The tiny smile that had formed itself fades from her lips again. “Little permanent damage… if only that were true.” Behind the ache of the gunshot wound she feels a different kind of wound, less likely to heal swiftly or neatly, if at all. She turns to Cedeira again. “I think I’d like to be alone for a while, if that’s ok.”

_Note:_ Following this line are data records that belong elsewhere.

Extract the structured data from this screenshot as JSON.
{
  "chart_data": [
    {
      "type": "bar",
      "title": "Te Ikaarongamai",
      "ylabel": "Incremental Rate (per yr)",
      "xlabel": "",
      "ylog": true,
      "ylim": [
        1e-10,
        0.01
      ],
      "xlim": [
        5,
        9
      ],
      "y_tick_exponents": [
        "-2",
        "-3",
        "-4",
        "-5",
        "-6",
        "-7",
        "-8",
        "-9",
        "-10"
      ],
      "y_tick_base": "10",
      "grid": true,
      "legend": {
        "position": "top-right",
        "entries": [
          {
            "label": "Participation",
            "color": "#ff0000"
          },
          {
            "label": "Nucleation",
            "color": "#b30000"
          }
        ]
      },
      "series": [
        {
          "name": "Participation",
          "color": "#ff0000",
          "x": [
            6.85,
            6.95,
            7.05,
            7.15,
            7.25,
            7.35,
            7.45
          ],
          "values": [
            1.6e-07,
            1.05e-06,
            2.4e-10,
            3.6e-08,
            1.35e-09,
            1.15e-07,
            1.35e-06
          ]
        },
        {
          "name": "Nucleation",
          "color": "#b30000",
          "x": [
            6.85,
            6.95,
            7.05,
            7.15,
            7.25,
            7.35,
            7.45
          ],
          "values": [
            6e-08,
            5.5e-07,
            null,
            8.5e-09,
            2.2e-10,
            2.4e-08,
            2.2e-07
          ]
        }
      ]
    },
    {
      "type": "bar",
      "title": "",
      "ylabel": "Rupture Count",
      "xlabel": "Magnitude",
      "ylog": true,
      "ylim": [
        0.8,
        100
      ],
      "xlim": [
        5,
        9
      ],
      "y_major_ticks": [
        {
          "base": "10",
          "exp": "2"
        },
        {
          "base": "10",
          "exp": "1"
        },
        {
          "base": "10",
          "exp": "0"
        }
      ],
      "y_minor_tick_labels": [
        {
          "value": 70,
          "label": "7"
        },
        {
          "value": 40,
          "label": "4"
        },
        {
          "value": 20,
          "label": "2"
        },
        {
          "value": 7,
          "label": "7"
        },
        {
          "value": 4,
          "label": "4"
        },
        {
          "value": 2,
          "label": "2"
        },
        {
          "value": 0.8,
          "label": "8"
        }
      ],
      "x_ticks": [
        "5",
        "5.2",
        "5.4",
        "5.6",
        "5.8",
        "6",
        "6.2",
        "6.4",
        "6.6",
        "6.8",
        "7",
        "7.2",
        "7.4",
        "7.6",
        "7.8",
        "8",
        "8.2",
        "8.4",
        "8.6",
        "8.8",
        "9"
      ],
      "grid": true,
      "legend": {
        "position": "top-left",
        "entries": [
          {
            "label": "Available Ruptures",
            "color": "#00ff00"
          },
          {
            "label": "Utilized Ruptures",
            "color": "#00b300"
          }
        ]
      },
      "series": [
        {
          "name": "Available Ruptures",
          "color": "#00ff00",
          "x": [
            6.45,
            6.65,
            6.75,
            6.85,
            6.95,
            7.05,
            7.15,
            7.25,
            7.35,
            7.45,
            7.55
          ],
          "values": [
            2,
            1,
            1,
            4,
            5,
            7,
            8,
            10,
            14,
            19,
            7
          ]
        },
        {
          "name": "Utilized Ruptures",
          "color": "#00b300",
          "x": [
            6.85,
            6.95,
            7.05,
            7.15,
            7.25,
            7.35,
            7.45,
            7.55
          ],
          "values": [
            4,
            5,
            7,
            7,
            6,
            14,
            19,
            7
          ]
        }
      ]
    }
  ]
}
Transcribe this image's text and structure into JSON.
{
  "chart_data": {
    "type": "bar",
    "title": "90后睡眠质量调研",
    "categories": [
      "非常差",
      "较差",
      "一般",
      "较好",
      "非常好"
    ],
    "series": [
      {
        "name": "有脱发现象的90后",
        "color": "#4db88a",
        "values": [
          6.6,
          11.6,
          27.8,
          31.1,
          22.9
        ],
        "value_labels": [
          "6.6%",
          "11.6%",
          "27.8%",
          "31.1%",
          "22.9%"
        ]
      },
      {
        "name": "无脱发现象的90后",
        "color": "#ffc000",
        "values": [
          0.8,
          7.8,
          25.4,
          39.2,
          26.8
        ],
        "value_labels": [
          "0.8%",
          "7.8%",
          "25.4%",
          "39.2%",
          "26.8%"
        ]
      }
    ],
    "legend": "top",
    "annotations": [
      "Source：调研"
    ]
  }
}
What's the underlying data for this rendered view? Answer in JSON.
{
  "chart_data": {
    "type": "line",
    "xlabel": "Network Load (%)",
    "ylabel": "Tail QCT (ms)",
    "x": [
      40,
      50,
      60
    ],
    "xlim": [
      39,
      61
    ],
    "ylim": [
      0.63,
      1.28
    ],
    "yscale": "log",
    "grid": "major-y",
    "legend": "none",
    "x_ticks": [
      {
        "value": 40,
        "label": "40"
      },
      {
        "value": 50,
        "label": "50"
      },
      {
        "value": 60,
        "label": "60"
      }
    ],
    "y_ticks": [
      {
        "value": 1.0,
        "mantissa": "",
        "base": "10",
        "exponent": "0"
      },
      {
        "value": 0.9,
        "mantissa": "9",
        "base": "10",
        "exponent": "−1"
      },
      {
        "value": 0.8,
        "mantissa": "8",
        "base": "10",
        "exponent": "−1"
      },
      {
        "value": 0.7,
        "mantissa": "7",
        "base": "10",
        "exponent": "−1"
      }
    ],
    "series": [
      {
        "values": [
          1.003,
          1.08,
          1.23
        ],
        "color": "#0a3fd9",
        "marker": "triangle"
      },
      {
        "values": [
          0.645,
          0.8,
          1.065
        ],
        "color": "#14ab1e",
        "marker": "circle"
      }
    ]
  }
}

He pats her shoulder again, less awkward this time around. “No problem, miss Marin. Shall I tell the nurses to keep potential visitors at bay as well?”

She nods, looking down at her hands. “There’s no one I want to see right now, and I don’t imagine that will change while I’m still healing.”

With a nod Cedeira leaves her on her own in the sterile hospital room. For the first time since waking up she is alone with her thoughts. For the first time in over a decade she is free to do as she pleases. To go where she wants.

She looks down at her hands, and tries to imagine them free of blood.